SECONDARY OBJECTIVES:
I. To determine the prostate-specific antigen (PSA) response rate at 12 weeks in men with metastatic, castrate-resistant, chemotherapy-naïve prostate cancer treated with ARQ 197.
II. To determine the radiographic response rate at 12 weeks based on Response Evaluation Criteria in Solid Tumors (RECIST) criteria on computed tomography (CT) scans and stability of bone lesions on bone scan in castrate-resistant, chemotherapy-naïve prostate cancer treated with ARQ 197.
III. To determine the proportion of patients who are progression-free at 12 weeks.
IV. To assess safety and tolerability in patients treated with ARQ 197 using the National Institute of Cancer (NCI) Common Terminology Criteria for Adverse Events (CTCAE) Version 4.0 grading of toxicities.
TERTIARY OBJECTIVES:
I. Evaluate markers of bone turnover. (Exploratory)

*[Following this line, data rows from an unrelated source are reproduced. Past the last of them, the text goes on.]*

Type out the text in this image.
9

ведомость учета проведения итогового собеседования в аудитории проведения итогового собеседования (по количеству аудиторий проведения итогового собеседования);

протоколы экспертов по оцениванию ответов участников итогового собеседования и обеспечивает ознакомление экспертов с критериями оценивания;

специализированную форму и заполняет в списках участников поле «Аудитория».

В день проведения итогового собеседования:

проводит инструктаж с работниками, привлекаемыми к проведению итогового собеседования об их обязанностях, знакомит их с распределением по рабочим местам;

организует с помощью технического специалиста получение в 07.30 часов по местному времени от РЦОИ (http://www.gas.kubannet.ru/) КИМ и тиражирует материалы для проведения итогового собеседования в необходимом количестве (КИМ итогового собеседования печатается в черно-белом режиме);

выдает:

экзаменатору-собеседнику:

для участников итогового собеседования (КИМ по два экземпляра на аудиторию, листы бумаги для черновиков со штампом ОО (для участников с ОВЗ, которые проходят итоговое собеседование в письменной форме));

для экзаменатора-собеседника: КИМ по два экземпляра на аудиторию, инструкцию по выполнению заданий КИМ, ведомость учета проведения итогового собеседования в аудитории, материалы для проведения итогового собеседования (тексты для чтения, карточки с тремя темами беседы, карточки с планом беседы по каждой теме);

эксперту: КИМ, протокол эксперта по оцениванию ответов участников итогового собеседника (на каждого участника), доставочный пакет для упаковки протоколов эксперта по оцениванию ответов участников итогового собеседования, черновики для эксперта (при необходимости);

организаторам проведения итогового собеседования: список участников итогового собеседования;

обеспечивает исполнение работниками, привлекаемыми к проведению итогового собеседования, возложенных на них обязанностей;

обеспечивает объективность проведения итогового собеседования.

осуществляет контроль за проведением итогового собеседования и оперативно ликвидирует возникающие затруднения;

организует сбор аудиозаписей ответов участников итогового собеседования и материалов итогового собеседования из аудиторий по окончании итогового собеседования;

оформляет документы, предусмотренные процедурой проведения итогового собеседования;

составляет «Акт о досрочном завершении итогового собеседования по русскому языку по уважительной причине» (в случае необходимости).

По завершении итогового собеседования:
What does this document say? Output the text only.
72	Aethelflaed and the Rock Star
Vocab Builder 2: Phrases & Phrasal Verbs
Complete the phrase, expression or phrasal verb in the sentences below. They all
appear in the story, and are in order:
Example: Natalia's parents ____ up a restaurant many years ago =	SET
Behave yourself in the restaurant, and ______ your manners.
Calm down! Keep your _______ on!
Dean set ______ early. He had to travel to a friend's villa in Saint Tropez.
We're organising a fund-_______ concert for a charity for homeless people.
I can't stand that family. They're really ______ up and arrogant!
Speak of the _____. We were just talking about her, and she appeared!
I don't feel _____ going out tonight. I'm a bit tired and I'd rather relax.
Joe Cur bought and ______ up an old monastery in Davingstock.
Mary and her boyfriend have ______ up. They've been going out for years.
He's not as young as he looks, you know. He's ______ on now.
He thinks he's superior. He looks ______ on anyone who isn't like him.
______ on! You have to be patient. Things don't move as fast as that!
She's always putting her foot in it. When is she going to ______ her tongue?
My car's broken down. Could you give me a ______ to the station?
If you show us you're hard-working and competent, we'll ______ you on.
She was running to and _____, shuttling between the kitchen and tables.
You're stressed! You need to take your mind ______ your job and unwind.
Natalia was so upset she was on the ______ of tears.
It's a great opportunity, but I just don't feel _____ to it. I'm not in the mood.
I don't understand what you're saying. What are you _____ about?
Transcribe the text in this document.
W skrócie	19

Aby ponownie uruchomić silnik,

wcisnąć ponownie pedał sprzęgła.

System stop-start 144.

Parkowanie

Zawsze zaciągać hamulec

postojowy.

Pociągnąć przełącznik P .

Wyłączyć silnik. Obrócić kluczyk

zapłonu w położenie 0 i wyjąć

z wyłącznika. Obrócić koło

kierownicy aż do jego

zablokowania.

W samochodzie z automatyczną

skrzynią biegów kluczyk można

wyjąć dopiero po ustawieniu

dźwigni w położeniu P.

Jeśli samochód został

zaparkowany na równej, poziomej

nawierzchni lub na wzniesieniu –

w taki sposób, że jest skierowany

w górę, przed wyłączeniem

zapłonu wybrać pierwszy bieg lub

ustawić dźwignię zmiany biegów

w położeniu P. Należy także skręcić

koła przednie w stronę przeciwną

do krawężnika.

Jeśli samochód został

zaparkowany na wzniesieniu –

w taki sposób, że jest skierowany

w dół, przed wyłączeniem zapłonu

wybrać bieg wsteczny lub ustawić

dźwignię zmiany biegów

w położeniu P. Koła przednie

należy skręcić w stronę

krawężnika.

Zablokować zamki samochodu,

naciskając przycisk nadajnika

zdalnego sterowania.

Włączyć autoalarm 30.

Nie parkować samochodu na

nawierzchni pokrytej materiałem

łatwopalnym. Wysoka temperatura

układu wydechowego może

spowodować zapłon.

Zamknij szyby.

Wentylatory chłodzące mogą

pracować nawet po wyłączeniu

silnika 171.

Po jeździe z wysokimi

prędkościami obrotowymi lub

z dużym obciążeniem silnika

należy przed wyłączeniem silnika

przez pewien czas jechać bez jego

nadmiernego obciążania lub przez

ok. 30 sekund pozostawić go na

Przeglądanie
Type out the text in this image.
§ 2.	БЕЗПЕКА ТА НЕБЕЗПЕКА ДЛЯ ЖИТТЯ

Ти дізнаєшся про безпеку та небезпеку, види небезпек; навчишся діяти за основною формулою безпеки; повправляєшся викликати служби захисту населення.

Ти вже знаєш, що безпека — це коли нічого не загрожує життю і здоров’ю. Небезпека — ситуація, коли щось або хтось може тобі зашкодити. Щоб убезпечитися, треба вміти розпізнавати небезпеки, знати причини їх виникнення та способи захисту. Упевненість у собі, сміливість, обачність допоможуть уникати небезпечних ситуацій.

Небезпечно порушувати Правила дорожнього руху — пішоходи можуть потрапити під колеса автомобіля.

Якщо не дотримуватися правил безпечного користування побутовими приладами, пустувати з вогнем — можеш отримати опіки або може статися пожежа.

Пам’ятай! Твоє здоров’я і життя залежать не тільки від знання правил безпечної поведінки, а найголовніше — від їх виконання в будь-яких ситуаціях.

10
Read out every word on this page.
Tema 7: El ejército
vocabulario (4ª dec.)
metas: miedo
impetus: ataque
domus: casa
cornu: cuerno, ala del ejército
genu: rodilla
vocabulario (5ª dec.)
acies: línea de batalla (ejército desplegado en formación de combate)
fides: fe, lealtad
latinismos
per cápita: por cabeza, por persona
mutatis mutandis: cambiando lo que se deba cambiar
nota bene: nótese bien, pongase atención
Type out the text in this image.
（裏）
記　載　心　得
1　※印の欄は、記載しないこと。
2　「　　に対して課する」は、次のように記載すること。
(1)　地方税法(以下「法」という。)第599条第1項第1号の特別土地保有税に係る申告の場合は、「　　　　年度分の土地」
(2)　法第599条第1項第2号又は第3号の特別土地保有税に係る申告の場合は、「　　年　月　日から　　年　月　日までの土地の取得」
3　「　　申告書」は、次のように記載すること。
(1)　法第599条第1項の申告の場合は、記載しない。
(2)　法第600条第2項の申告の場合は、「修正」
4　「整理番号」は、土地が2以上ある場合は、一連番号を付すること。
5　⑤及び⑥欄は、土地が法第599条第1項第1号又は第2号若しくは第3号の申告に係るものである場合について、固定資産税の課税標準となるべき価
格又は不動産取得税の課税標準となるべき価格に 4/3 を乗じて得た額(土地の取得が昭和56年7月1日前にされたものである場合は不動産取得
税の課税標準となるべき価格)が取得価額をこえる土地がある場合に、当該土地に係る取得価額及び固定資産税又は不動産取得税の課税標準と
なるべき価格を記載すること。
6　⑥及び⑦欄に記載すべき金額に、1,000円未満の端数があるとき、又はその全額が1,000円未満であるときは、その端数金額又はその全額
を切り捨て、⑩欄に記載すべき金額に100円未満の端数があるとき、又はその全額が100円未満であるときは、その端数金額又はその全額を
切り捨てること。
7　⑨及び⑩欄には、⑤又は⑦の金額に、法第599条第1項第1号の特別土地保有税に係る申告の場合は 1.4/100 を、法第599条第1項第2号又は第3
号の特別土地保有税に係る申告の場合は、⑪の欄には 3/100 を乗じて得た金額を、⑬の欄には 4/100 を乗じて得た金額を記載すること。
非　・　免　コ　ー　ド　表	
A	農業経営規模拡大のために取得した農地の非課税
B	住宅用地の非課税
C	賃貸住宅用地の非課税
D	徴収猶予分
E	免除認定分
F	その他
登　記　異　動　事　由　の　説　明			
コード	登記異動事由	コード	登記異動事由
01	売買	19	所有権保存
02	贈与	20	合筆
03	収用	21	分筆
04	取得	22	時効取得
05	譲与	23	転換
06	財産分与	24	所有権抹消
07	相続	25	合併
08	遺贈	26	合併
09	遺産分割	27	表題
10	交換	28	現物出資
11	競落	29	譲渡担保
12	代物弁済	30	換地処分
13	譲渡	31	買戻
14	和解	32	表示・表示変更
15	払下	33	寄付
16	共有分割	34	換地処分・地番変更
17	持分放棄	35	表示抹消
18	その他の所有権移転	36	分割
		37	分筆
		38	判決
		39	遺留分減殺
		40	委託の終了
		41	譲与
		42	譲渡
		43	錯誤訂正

OUTLINE: This is a multicenter study. Patients are stratified according to prior abiraterone or sipuleucel-T therapy (yes vs no). Patients are randomized to 1 of 2 treatment arms.
Arm I: Patients receive tivantinib orally (PO) twice daily (BID) on days 1-28. Courses repeat every 28 days in the absence of disease progression or unacceptable toxicity.
Arm II: Patients receive placebo PO BID on days 1-28. Courses repeat every 28 days in the absence of disease progression or unacceptable toxicity. Patients with disease progression may crossover to arm I.
Patients may undergo serum and urine sample collection at baseline and periodically during treatment for biomarker studies.
After completion of study treatment, patients are followed up every 3 months for 6 months.
Eligibility| Ages Eligible for Study: | 18 Years and older |
| Genders Eligible for Study: | Male |
| Accepts Healthy Volunteers: | No |
Inclusion Criteria:
- Patients must have histologically documented adenocarcinoma of the prostate with progressive systemic disease (either rising PSA or progression of disease on CT scan or magnetic resonance imaging [MRI] or bone scan) despite castrate levels of testosterone due to orchiectomy or luteinizing hormone-releasing hormone (LHRH) agonist or antagonist; castrate levels of testosterone must be maintained throughout the study
- Evidence of metastatic disease on CT or bone imaging
Patients must have demonstrated evidence of progressive disease since the most recent change in therapy; progressive disease is defined as any one of the following (measurable disease, bone scan, or PSA progression):
- Measurable Disease Progression: Objective evidence of increase > 20% in the sum of the longest diameters (LD) of target lesions from the time of maximal regression or the appearance of one or more new lesions
- Bone Scan Progression: Appearance of two or more new lesions on bone scan attributable to prostate cancer will constitute progression
- PSA Progression: Two successive rises from baseline PSA separated at least by one week with the last value >= 2 ng/mL
- Asymptomatic or minimally symptomatic from prostate cancer - no symptoms attributed to prostate cancer greater than Grade I using NCI CTCAE Version 4.0 grading of toxicities
- Secondary hormonal therapies (e.g., abiraterone acetate, flutamide, estrogen) must be discontinued for at least 4 weeks prior to study enrollment unless the duration of the therapy was less than 8 weeks and there was no demonstrated decrease in PSA
- Secondary hormonal therapies with bicalutamide or nilutamide must be discontinued for 6 weeks unless duration of therapy was less than 8 weeks and there was no demonstrated PSA decrease
- Prior abiraterone (or investigational anti-androgen) use is allowed; these too will need to be discontinued at least 4 weeks prior to study enrollment
- PSA prior to treatment must be >= 2 ng/ml
- Castrate testosterone level (< 50 ng/dL)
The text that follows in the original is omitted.